It may not be immediately obvious that an explosion in home prices will increase campground costs, but that’s because our understanding of this niche real estate market gets channeled by that “camp” prefix. “Camping” means recreating which means getting away from it all, leaving little mental room for other considerations. Yet campgrounds increasingly are a key residential resource, offering affordable housing options to itinerant workers as well as those priced out of more conventional housing. And as the cost of that housing goes up, so does demand for RV sites.
That’s why this week’s release of the latest Case-Shiller index should interest, and concern, anyone who owns or is thinking about buying an RV. The index, widely watched by investors, measures average home prices in major metro areas across the country–and it rose 18.8% over the 12 months ending in December. That’s the highest calendar-year increase ever recorded over the index’s 35-year history. Meanwhile, a separate measure compiled by the Federal Housing Finance Agency, also released this week, found a 17.6% increase in home prices over the same stretch.

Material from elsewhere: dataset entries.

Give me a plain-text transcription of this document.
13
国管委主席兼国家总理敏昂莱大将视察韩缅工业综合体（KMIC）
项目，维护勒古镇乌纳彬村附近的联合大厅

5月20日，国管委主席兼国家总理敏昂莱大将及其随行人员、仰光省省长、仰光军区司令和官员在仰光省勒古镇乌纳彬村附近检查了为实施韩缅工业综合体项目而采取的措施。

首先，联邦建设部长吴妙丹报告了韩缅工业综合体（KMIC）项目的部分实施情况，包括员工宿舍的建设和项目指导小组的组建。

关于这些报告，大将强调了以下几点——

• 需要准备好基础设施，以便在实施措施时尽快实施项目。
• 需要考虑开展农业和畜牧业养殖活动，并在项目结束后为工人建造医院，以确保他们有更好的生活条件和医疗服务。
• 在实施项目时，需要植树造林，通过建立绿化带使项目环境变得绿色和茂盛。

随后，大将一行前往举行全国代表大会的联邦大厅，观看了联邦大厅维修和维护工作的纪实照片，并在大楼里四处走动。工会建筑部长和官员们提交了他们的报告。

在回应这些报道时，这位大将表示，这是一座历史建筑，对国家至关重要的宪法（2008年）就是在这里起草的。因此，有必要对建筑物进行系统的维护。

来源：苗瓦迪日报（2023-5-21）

As housing prices soar–the median cost of an existing single-family home was $361,700 last quarter–home sales begin to decline and the whole market starts locking up. People unable to buy a home will turn to rental housing, which puts upward pressure on rents but also attracts the attention of commercial real estate investors. Indeed, as reported Jan. 25 by the Wall Street Journal, the most popular commercial property among investors last year was apartment houses because of their perceived ability to keep raising rents. Of course, higher rents keep squeezing out people with low to modest incomes, who then turn to . . . yup, house trailers (a/k/a “manufactured housing”) and RVs, as housing of last resort.

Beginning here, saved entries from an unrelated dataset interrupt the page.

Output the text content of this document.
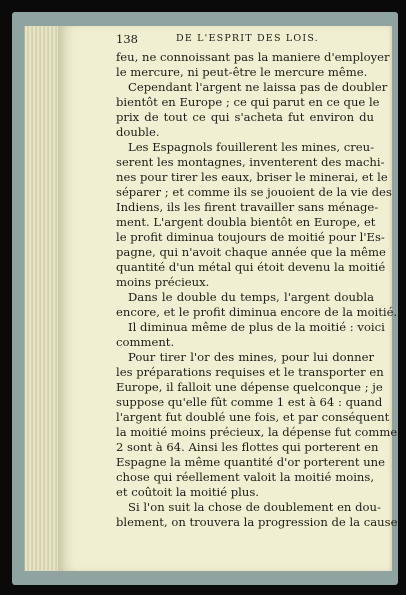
138	DE L'ESPRIT DES LOIS.
feu, ne connoissant pas la maniere d'employer
le mercure, ni peut-être le mercure même.
Cependant l'argent ne laissa pas de doubler
bientôt en Europe ; ce qui parut en ce que le
prix de tout ce qui s'acheta fut environ du
double.
Les Espagnols fouillerent les mines, creu-
serent les montagnes, inventerent des machi-
nes pour tirer les eaux, briser le minerai, et le
séparer ; et comme ils se jouoient de la vie des
Indiens, ils les firent travailler sans ménage-
ment. L'argent doubla bientôt en Europe, et
le profit diminua toujours de moitié pour l'Es-
pagne, qui n'avoit chaque année que la même
quantité d'un métal qui étoit devenu la moitié
moins précieux.
Dans le double du temps, l'argent doubla
encore, et le profit diminua encore de la moitié.
Il diminua même de plus de la moitié : voici
comment.
Pour tirer l'or des mines, pour lui donner
les préparations requises et le transporter en
Europe, il falloit une dépense quelconque ; je
suppose qu'elle fût comme 1 est à 64 : quand
l'argent fut doublé une fois, et par conséquent
la moitié moins précieux, la dépense fut comme
2 sont à 64. Ainsi les flottes qui porterent en
Espagne la même quantité d'or porterent une
chose qui réellement valoit la moitié moins,
et coûtoit la moitié plus.
Si l'on suit la chose de doublement en dou-
blement, on trouvera la progression de la cause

Some of those RVs increasingly are turning up on city streets because their owners can’t afford even the comparatively low rates charged by RV campgrounds–and some wouldn’t be permitted in most RV parks, anyway, because they’re too old and dilapidated. But those who can afford $500 or $600 a month for a long-term site are jostling with more conventional RVers for a spot, and even overnight sites are in greater demand because of this additional influx of “campers.” Campground owners faced with this increased demand, meanwhile, will increase their rates accordingly–sometimes not even deliberately so, thanks to the growing adoption of algorithm-driven “demand pricing.”
In a wider context, therefore, campgrounds are properly seen as just one component of a housing ecosystem; changes in one area can ripple throughout the entire system. That may not have much to do with campgrounds as recreational outlets, but it most definitely will affect their affordability and overall character.